Clemson University’s Chapter of FCA, Fellowship of Christian Athletes, is sending around 420 students to Indianapolis, Indiana, to work as teaching assistants in classrooms and serve homeless shelters in the state.
Thirty students from the Clemson branch of Students Helping Honduras again will travel to the Central American country to help build new, cleaner schools.
Due to the prevalence of gang activity, children in Honduras are especially at risk for becoming involved with gangs. The Students Helping Honduras project aims to encourage Honduran children to stay in school.
Since December, the organization has raised $5,000 for the annual school construction project.
Clemson Wesley, a religious student organization, will send 49 students on two different service trips.

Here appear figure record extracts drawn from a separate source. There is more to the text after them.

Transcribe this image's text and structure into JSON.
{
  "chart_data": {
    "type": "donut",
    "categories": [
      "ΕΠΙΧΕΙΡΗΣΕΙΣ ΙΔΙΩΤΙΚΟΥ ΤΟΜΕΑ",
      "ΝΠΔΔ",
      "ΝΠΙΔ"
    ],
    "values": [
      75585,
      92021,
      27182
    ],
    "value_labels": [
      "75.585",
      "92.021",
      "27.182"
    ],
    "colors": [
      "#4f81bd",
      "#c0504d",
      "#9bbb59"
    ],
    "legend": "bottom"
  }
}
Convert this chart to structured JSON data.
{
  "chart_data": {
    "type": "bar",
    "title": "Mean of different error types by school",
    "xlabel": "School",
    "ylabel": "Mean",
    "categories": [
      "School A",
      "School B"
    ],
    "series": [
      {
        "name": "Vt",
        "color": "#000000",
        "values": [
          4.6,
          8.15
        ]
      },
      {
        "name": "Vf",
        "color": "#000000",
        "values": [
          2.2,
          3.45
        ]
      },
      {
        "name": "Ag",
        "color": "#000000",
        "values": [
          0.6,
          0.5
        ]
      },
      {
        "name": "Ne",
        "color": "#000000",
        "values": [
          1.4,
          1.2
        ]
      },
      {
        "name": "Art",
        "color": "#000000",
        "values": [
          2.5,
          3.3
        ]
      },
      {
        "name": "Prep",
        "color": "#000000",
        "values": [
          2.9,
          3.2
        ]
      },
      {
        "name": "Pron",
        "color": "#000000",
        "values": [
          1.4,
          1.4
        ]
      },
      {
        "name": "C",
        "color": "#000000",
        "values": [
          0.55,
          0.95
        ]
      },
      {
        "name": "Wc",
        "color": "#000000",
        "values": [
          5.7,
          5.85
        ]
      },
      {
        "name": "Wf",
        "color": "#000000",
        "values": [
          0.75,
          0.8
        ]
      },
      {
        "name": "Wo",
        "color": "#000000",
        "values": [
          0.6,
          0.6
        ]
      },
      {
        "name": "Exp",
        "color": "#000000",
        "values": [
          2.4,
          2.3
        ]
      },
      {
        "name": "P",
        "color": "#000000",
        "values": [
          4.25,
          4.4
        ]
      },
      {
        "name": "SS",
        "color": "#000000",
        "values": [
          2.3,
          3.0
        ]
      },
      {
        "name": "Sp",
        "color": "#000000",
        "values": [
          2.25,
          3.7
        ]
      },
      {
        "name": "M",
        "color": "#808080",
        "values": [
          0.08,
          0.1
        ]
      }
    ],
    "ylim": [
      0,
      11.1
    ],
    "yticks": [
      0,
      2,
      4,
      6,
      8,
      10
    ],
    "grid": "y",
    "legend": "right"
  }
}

Thirty of them will go to the greater Miami area to work on projects that assist children and new immigrants, as well as a construction-based project.
The other 19 students will be volunteering on the island of Eleuthera, located in the Bahamas. Students will spend the week in a small settlement working in local schools, churches and community agencies. Students majoring in education will work closely with students and local teachers.
“We are excited to see how service can challenge and encourage us to be more active members of our community back in Clemson,” said Abby Barnett, a student member of Clemson Wesley. “It’s sure to be a meaningful week for all who are involved.”
Clemson Navigators, also a religious organization, is sending 36 students to Birmingham, Alabama, to volunteer alongside the organization Christian Service Mission. During their trip, Clemson Navigators will participate in various service projects that include food distribution, construction and gardening. Students will also be able to visit the Civil Rights Museum.
In addition to student organizations, a service-learning study-abroad program also will be based in the Dominican Republic for the week. Seven students from several different majors will travel with faculty member Arelis Moore to establish public health and community development initiatives. The program is partnered with a local university, Ibero-American University.
“It’s a close cultural learning process where students can learn about public health from a cultural perspective,” said Moore.
While abroad, the students will be divided into teams, one of which will conduct public health research while the others provide educational opportunities for children of varying ages.